What is the coordinates of the center of an ellipse defined by the equation 16x^2 + 25y^2 + 160x - 200y + 400 = 0 ? Please give solution .



Answer :


16x^2 + 25y^2 + 160x - 200y + 400 = 0     Rearrange and regroup.

(16x^2 + 160x) + (25y^2 - 200y ) = 0-400.     Group the xs together and the ys together.

16(X^2 + 10x) + 25(y^2-8y) = -400.     Factorising.

We are going to use completing the square method.

Coefficient of x in the first expression = 10.

Half of it = 1/2 * 10 = 5. (Note this value)

Square it = 5^2  = 25.     (Note this value)


Coefficient of y in the second expression = -8.

Half of it = 1/2 * -8 = -4. (Note this value)

Square it = (-4)^2  = 16. (Note this value)


We are going to carry out a manipulation of completing the square with the values

25 and 16.  By adding and substracting it.


16(X^2 + 10x) + 25(y^2-8y) = -400

16(X^2 + 10x + 25 -25) + 25(y^2-8y + 16 -16) = -400

Note that +25 - 25 = 0.    +16 -16 = 0. So the equation is not altered.

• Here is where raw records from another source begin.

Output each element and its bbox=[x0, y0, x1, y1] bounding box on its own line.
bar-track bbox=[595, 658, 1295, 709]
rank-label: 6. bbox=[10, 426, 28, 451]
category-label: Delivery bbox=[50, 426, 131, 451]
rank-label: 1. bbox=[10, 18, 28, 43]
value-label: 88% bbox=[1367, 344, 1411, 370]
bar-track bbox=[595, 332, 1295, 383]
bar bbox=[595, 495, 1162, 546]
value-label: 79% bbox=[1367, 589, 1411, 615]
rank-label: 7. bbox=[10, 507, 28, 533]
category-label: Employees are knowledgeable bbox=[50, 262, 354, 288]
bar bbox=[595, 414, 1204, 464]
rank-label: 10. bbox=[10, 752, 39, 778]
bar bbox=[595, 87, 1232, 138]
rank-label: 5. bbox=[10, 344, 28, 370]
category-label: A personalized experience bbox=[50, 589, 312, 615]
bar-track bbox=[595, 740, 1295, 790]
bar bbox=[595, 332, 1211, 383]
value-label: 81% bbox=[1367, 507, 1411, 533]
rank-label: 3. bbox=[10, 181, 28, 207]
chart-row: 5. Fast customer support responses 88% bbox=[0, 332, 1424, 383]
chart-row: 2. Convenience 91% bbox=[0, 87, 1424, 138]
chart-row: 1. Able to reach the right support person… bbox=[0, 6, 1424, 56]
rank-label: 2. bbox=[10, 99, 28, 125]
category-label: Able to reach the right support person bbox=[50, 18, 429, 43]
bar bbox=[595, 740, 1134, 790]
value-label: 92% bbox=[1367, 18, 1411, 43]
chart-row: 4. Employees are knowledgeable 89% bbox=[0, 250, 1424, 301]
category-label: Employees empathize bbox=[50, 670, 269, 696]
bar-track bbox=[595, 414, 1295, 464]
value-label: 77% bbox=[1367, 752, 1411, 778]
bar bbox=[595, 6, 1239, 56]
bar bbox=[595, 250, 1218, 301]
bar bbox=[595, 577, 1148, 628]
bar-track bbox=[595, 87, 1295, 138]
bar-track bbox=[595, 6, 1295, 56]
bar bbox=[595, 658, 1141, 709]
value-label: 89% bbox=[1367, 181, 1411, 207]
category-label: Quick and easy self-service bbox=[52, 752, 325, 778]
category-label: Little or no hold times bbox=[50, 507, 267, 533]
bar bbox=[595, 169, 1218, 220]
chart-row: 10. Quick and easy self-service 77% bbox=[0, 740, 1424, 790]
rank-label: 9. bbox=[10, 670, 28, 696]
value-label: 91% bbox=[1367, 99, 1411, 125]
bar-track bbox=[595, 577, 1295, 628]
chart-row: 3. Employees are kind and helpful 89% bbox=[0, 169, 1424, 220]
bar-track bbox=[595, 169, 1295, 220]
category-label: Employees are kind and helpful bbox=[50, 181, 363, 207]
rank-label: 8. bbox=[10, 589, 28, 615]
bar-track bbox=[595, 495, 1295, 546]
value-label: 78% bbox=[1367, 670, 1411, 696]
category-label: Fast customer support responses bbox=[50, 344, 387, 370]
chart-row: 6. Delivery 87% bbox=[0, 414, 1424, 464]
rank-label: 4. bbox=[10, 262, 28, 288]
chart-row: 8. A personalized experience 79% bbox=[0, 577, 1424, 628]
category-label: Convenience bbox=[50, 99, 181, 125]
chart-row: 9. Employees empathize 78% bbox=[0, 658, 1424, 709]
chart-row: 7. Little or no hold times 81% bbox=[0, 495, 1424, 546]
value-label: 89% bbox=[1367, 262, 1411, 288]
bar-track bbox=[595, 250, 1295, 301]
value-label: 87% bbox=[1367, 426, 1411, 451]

16(X^2 + 10x + 25) -16(25) + 25(y^2-8y + 16) -25(16) = -400


16(X^2 + 10x + 25) + 25(y^2-8y + 16)  = -400 +16(25) + 25(16)    Transferring the terms -16(25) and -25(16)

to other side of equation.  And 16*25 = 400


16(X^2 + 10x + 25) + 25(y^2-8y + 16)  = 25(16)


16(X^2 + 10x + 25) + 25(y^2-8y + 16)  = 400

We now complete the square by using the value when coefficient was halved.


16(x-5)^2 + 25(y-4)^2  = 400

Divide both sides of the equation by 400


(16(x-5)^2)/400 + (25(y-4)^2)/400  = 400/400              Note also that, 16*25 = 400.


((x-5)^2)/25 + ((y-4)^2)/16  = 1

((x-5)^2)/(5^2) + ((y-4)^2)/(4^2)  = 1


Comparing to the general format of an ellipse.

((x-h)^2)/(a^2) + ((y-k)^2)/(b^2)  = 1


Coordinates of the center = (h,k).

Comparing   with above   (x-5) = (x - h) , h = 5.

Comparing   with above   (y-k) = (y - k) , k = 4.

Therefore center = (h,k) = (5,4).

Sorry the answer came a little late.  Cheers.